Cir. 2001)). In doing so, the same standard is applied as that used to evaluate a motion to dismiss

based on Rule 12(b)(6) of the Federal Rules of Civil Procedure. Id. We therefore assess whether

the complaint “contain[s] sufficient factual matter, accepted as true, to ‘state a claim to relief that

is plausible on its face.’” Ashcroft v. Iqbal, 556 U.S. 662, 678 (2009) (quoting Bell Atl. Corp. v.

Twombly, 550 U.S. 544, 570 (2007)).

B. Count One

Count One alleges that, in reassigning Bushong from an ESL teacher to a study-hall

monitor, the defendants interfered with Bushong’s First, Fifth, and Fourteenth Amendment rights,

in violation of 42 U.S.C. § 1983. Bushong appeals the district court’s decision regarding Count

One only with respect to her First Amendment retaliation claim.

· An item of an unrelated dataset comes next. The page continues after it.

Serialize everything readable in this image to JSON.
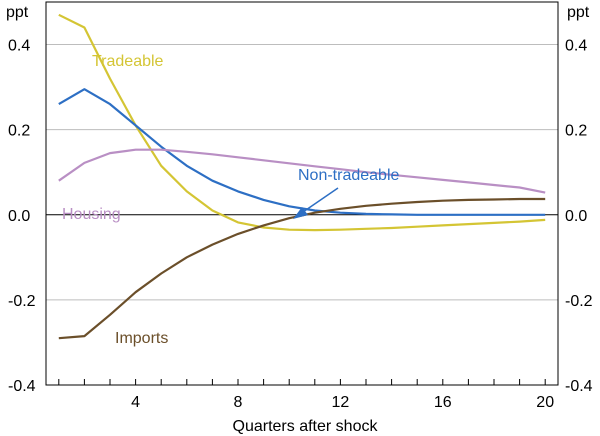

In order to establish a prima facie case of First Amendment retaliation under § 1983, a

plaintiff must demonstrate that (1) she was involved in constitutionally protected activity, (2) the

defendant’s conduct would discourage individuals of ordinary firmness from continuing that

activity, and (3) the plaintiff’s exercise of constitutionally protected rights was a motivating factor

behind the defendant’s conduct. Evans-Marshall v. Bd. of Educ. of. Tipp City Exempted Vill. Sch.

Dist., 624 F.3d 332, 337 (6th Cir. 2010). If the plaintiff is a public employee, the court must further

determine whether the employee was speaking as a private citizen (rather than as a public

employee) and whether the statement constitutes speech on a matter of public concern. Ryan v.

Blackwell, 979 F.3d 519, 526 (6th Cir. 2020).

-3- Case No. 20-3847, Bushong v. Delaware City Sch. Dist. et al.

“[W]hen public employees make statements pursuant to their official duties, the employees

are not speaking as citizens for First Amendment purposes, and the Constitution does not insulate

their communications from employer discipline.” Garcetti v. Ceballos, 547 U.S. 410, 421 (2006).

The “critical question . . . is whether the speech at issue is itself ordinarily within the scope of an

employee’s duties.” Lane v. Franks, 573 U.S. 228, 240 (2014). In making that inquiry, this court

has “recognized several non-exhaustive factors to consider, including: the speech’s impetus; its

setting; its audience; and its general subject matter.” Mayhew v. Town of Smyrna, 856 F.3d 456,

464 (6th Cir. 2017).

The district court correctly dismissed Bushong’s First Amendment retaliation claim

because Bushong does not allege facts from which the court could plausibly infer that her

expressed concerns were made as a private citizen. Although the complaint does not allege the

specific speech that serves as the basis of Bushong’s claim, a review of the complaint reveals that

all of the alleged speech was within the scope of Bushong’s duties:

• “Bushong expressed concerns about classroom discipline and control.”